Chloromethyl methyl sulfide
- Names: Other names methylthiomethyl chloride; MTMCl

Identifiers
- CAS Number: 2373-51-5;
- 3D model (JSmol): Interactive image;
- ChemSpider: 16027;
- EC Number: 219-148-4;
- PubChem CID: 16916;

Properties
- Chemical formula: C_{2}H_{5}ClS
- Molar mass: 96.57 g·mol^{−1}
- Appearance: colorless liquid
- Density: 1.1773 g cm^{−3}
- Boiling point: 107 °C (225 °F; 380 K) 750 mmHg
- Hazards: GHS labelling:
- Pictograms: GHS02: Flammable GHS07: Exclamation mark
- Signal word: Danger
- Hazard statements: H225, H315, H319, H335
- Precautionary statements: P210, P233, P240, P241, P242, P243, P261, P264, P264+P265, P271, P280, P302+P352, P303+P361+P353, P304+P340, P305+P351+P338, P319, P321, P332+P317, P337+P317, P362+P364, P370+P378, P403+P233, P403+P235, P405, P501

Related compounds
- Related compounds: Dimethyl sulfide; 2-Chloroethyl ethyl sulfide

= Chloromethyl methyl sulfide =

Chloromethyl methyl sulfide is the organosulfur compound with the formula ClCH2SCH3. In terms of functional groups, it is a thioether and an alkyl chloride.
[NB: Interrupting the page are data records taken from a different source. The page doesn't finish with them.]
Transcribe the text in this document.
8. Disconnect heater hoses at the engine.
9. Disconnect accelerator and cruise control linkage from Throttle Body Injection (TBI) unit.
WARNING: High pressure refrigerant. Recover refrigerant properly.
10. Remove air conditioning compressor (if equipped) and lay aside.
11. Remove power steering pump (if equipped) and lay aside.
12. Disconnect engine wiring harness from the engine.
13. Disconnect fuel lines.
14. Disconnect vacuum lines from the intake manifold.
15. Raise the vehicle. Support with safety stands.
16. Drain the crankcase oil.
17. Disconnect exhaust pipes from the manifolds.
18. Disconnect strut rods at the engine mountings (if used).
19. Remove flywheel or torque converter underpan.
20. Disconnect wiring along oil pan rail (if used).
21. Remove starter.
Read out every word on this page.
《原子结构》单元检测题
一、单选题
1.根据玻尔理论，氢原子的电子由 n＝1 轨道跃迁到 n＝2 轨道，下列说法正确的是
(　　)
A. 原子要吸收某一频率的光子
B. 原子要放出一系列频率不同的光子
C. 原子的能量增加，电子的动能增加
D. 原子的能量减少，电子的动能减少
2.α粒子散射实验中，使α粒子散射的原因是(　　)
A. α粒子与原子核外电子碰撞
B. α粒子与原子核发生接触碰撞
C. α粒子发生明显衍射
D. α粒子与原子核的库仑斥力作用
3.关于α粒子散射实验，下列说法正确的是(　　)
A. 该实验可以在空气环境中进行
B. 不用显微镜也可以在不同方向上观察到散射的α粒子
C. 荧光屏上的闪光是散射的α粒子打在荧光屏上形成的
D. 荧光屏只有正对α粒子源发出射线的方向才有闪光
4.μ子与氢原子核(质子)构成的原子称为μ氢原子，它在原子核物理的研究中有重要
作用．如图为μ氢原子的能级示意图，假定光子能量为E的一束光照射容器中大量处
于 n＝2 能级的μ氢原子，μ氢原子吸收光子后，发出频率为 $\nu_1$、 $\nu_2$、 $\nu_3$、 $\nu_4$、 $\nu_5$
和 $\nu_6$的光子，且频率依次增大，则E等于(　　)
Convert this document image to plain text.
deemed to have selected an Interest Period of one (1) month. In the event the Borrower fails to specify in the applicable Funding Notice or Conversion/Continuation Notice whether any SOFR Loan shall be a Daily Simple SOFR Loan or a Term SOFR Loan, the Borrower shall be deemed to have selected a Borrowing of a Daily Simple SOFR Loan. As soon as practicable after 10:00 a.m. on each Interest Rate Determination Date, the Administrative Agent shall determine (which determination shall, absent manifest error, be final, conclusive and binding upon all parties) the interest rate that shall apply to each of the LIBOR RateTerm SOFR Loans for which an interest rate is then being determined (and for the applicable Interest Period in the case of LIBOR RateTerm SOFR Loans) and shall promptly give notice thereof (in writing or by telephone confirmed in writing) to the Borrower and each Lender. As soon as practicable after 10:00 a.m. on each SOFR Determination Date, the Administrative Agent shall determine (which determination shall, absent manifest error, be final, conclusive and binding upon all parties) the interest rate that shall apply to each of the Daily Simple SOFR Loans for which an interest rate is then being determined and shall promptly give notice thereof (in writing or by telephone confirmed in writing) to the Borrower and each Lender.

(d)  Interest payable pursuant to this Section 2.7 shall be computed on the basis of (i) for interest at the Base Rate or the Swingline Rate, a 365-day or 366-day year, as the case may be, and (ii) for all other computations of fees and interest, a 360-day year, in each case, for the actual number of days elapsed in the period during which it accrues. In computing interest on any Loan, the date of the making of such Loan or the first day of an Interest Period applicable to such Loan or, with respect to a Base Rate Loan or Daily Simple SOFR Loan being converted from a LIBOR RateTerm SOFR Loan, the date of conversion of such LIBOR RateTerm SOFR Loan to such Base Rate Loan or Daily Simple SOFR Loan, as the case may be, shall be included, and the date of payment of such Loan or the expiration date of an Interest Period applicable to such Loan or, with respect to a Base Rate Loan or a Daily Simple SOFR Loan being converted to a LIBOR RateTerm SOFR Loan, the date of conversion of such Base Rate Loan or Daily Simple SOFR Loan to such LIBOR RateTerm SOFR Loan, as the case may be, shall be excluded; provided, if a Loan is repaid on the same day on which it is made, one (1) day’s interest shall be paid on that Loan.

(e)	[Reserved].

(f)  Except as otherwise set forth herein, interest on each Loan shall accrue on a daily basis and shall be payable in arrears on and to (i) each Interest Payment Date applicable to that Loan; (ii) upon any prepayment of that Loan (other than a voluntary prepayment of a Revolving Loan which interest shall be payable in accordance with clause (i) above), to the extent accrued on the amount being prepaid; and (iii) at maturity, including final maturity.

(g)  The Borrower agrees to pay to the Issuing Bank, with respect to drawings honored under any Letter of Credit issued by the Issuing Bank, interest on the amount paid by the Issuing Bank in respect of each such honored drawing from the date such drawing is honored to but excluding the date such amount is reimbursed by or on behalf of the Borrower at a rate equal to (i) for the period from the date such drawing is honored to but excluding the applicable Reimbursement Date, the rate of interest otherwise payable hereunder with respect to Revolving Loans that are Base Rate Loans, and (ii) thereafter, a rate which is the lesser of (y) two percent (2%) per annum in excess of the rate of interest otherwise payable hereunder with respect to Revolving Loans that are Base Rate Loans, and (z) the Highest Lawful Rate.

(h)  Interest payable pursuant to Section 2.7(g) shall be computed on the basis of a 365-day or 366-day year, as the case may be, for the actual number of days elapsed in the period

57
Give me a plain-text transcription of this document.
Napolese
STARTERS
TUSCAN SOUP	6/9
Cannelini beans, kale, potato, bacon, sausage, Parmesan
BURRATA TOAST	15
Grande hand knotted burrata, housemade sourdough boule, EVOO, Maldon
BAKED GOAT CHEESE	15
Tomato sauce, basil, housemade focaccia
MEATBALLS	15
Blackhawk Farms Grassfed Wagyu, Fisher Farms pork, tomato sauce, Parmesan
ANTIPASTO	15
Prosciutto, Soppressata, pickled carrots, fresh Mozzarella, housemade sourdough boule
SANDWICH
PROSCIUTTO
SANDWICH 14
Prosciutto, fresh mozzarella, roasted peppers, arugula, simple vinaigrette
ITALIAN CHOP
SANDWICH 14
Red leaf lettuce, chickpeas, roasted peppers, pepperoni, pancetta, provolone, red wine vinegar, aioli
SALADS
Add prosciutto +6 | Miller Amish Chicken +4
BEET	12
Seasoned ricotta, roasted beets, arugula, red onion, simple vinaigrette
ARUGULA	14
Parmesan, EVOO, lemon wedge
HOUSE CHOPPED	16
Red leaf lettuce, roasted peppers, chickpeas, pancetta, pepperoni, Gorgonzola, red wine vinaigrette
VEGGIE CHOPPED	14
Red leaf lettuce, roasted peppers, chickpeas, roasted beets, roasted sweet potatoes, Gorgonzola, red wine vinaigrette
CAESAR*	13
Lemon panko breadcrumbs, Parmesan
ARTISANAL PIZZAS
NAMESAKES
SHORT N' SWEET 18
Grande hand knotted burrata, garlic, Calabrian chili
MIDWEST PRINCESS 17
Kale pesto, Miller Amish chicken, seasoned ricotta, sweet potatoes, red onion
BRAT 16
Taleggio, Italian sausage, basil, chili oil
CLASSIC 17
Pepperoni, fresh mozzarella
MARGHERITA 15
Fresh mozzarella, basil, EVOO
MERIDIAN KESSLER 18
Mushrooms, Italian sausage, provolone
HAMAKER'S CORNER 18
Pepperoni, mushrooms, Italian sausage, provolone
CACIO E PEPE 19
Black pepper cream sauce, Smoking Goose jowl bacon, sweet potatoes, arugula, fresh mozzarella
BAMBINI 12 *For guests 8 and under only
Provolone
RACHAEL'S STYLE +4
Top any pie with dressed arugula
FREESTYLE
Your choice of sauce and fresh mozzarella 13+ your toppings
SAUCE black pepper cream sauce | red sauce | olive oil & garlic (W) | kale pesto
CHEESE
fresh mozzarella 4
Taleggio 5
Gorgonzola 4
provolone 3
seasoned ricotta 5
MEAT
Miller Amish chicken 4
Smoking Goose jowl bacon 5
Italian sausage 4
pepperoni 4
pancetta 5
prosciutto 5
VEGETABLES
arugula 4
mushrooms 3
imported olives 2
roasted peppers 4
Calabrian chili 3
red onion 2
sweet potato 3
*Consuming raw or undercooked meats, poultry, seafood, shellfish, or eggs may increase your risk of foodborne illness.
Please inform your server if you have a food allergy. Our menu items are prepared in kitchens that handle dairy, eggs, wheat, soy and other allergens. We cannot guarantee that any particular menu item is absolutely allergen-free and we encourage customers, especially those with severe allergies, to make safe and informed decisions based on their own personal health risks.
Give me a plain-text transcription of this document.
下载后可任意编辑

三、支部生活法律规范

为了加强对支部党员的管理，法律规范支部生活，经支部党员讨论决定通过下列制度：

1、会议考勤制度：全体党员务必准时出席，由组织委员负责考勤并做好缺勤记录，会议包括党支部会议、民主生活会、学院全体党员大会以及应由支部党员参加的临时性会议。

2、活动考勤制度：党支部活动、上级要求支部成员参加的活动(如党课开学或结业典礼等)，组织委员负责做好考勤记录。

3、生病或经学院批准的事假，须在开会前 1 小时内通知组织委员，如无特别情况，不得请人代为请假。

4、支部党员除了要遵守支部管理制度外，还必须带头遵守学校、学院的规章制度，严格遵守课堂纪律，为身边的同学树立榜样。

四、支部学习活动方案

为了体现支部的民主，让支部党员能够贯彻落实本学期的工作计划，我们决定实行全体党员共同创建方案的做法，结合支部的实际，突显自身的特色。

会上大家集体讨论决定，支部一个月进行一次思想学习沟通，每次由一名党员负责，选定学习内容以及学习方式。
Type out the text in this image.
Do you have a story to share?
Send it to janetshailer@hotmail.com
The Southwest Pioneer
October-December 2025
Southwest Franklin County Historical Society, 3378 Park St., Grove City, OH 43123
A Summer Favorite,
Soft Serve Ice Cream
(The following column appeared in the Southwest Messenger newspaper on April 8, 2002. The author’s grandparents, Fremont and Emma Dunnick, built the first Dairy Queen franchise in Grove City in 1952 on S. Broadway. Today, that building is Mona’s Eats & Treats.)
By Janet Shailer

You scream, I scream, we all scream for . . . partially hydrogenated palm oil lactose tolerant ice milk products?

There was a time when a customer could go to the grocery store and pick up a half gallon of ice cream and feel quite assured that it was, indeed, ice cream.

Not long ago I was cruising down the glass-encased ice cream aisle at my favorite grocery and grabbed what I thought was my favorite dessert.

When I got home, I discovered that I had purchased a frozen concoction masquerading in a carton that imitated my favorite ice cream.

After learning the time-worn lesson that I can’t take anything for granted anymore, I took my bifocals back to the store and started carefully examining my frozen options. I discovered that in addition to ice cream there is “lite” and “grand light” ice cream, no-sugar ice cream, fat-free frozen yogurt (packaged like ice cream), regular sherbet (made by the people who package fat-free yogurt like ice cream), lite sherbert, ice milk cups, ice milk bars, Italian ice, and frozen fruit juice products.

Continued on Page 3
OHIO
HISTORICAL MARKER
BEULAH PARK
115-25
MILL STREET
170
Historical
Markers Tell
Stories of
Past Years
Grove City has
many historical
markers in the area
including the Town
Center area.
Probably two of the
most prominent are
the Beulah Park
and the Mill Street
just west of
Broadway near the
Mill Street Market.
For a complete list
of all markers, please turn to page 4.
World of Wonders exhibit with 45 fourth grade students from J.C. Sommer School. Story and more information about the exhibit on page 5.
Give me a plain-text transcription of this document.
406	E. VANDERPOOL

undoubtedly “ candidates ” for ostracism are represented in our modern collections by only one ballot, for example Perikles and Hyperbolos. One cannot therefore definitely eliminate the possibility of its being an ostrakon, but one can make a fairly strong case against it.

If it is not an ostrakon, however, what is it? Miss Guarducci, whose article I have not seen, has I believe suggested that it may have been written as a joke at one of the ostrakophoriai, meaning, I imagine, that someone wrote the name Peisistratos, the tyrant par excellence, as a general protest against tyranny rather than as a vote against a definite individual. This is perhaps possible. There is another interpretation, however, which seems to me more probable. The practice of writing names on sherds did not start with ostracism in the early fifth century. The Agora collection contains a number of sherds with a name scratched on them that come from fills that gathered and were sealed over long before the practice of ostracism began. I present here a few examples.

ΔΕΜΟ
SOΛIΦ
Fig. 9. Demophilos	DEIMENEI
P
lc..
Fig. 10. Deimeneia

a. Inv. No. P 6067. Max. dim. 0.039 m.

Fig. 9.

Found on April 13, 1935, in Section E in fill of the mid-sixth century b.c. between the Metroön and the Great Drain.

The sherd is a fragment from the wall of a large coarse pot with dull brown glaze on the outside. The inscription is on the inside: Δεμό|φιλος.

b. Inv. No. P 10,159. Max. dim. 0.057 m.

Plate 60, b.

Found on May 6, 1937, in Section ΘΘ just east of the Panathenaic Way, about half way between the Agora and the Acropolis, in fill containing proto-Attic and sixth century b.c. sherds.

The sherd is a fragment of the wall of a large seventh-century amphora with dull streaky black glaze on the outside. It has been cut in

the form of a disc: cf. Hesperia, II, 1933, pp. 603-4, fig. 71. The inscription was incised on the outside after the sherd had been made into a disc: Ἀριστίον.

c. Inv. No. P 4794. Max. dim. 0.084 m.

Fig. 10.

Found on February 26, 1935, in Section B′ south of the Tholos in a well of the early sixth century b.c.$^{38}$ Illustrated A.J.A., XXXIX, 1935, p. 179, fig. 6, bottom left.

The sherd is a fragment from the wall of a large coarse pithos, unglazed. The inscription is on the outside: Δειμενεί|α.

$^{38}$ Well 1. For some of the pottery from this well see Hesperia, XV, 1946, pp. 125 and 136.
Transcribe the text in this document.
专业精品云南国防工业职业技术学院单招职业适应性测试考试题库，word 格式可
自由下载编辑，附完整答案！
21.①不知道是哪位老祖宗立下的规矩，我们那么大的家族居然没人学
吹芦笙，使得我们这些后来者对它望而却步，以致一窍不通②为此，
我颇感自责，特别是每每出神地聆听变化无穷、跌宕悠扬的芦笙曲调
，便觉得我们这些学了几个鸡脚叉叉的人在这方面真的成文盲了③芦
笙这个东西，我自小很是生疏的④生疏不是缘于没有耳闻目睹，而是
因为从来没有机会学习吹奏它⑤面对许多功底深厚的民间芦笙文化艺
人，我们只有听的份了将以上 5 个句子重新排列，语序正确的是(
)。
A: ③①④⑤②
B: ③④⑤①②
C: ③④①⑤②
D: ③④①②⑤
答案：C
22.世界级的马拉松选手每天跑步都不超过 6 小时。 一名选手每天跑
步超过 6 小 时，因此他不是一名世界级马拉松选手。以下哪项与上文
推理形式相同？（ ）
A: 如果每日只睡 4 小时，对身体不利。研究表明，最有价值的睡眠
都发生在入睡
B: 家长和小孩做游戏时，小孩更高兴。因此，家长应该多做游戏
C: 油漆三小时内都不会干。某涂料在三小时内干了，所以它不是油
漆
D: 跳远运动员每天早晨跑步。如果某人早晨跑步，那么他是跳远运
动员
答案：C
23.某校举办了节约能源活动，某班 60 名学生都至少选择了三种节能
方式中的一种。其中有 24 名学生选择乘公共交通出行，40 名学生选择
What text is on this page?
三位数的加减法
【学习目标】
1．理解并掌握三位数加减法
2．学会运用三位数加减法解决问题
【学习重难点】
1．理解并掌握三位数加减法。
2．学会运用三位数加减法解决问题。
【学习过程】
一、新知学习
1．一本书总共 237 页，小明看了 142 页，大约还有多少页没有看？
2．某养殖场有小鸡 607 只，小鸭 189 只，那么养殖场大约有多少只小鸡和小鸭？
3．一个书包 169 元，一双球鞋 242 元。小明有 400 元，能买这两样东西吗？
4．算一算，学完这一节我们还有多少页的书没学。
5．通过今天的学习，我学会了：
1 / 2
The compound is structurally related to sulfur mustards, i.e., it is a potentially hazardous alkylating agent. The compound finds some use in organic chemistry as a protecting group. In the presence of base, it converts carboxylic acids (RCO_{2}H) to esters RCO2CH2SCH3. The compound is prepared by treatment of dimethylsulfide with sulfuryl chloride.